The broader/commercial impact of this Small Business Innovation Research (SBIR) Phase I project is to provide businesses and governments with the essential environmental intelligence needed to navigate environmental volatility, including extreme weather (e.g. wildfires, floods, severe storms, heatwaves). The project develops and tests an AI-driven foundation modeling framework of the atmosphere and ocean, which can be used for long-range weather forecasting, extreme weather event alerts, local-scale environmental intelligence, and others.

While AI methods have revolutionized weather forecasting, AI (Artificial Intelligence) foundation modeling has not yet been deployed for large-scale Earth system modeling beyond the atmosphere, which is necessary for environmental use cases beyond short-term weather. As such, developing an AI-driven atmosphere-ocean foundation model is a high-risk, high-reward scientific innovation, and brings the power of AI to a broad range of environmental intelligence applications.

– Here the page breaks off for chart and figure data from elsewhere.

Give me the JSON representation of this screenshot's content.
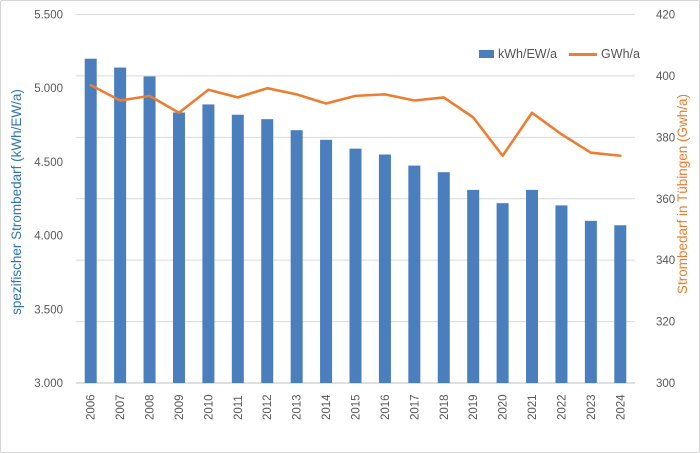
{
  "chart_data": {
    "type": "bar+line",
    "categories": [
      "2006",
      "2007",
      "2008",
      "2009",
      "2010",
      "2011",
      "2012",
      "2013",
      "2014",
      "2015",
      "2016",
      "2017",
      "2018",
      "2019",
      "2020",
      "2021",
      "2022",
      "2023",
      "2024"
    ],
    "series": [
      {
        "name": "kWh/EW/a",
        "type": "bar",
        "axis": "left",
        "color": "#4a7ebd",
        "values": [
          5200,
          5140,
          5080,
          4835,
          4890,
          4820,
          4790,
          4715,
          4650,
          4590,
          4550,
          4475,
          4430,
          4310,
          4220,
          4310,
          4205,
          4100,
          4070
        ]
      },
      {
        "name": "GWh/a",
        "type": "line",
        "axis": "right",
        "color": "#ed7d31",
        "values": [
          397,
          392,
          393.5,
          388,
          395.5,
          393,
          396,
          394,
          391,
          393.5,
          394,
          392,
          393,
          386.5,
          374,
          388,
          381,
          375,
          374
        ]
      }
    ],
    "left_axis": {
      "title": "spezifischer Strombedarf (kWh/EW/a)",
      "min": 3000,
      "max": 5500,
      "tick_labels": [
        "5.500",
        "5.000",
        "4.500",
        "4.000",
        "3.500",
        "3.000"
      ],
      "tick_values": [
        5500,
        5000,
        4500,
        4000,
        3500,
        3000
      ],
      "title_color": "#2e75b6",
      "tick_color": "#595959"
    },
    "right_axis": {
      "title": "Strombedarf in Tübingen (Gwh/a)",
      "min": 300,
      "max": 420,
      "tick_labels": [
        "420",
        "400",
        "380",
        "360",
        "340",
        "320",
        "300"
      ],
      "tick_values": [
        420,
        400,
        380,
        360,
        340,
        320,
        300
      ],
      "title_color": "#ed7d31",
      "tick_color": "#595959"
    },
    "x_axis": {
      "tick_color": "#595959",
      "label_rotation_deg": -90
    },
    "grid": {
      "horizontal_gridlines_follow": "right_axis",
      "gridline_color": "#d9d9d9",
      "axis_line_color": "#bfbfbf"
    },
    "legend": {
      "position": "top-right-inside",
      "items": [
        {
          "label": "kWh/EW/a",
          "marker": "bar",
          "color": "#4a7ebd"
        },
        {
          "label": "GWh/a",
          "marker": "line",
          "color": "#ed7d31"
        }
      ]
    }
  }
}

Success of this project would help fortify businesses, municipalities, and governments against environmental volatility, extreme weather, and uncertainty, ensuring continued economic vitality and resilience. Businesses in many industries, including energy, agriculture, insurance, forestry, real estate, infrastructure, logistics, and finance, would benefit from deploying this technology.

The primary focus of this project is on the development of an advanced multimodal AI foundation model for environmental intelligence that actively learns the foundational knowledge of the Earth system components and their interactions. Incorporating the ocean and other components, all of which evolve over much longer time horizons than the atmosphere, will ensure the generalizability of the model to a range of present-day and future conditions.

The model will be pretrained on the petabytes of Earth system model output, combined with decades of observational data (e.g. satellite data) and reanalyses, synthesizing the corpus of current physical knowledge of the Earth system. This will require parallel input/output optimization, distributed computing, and careful data chunking to avoid loss of information and minimize error compounding.

The model will also be designed to be computationally efficient and fine-tunable for a variety of applications such as predicting environmental risk and extreme weather events, and sub-seasonal-to-seasonal forecasting.

This award reflects NSF's statutory mission and has been deemed worthy of support through evaluation using the Foundation's intellectual merit and broader impacts review criteria.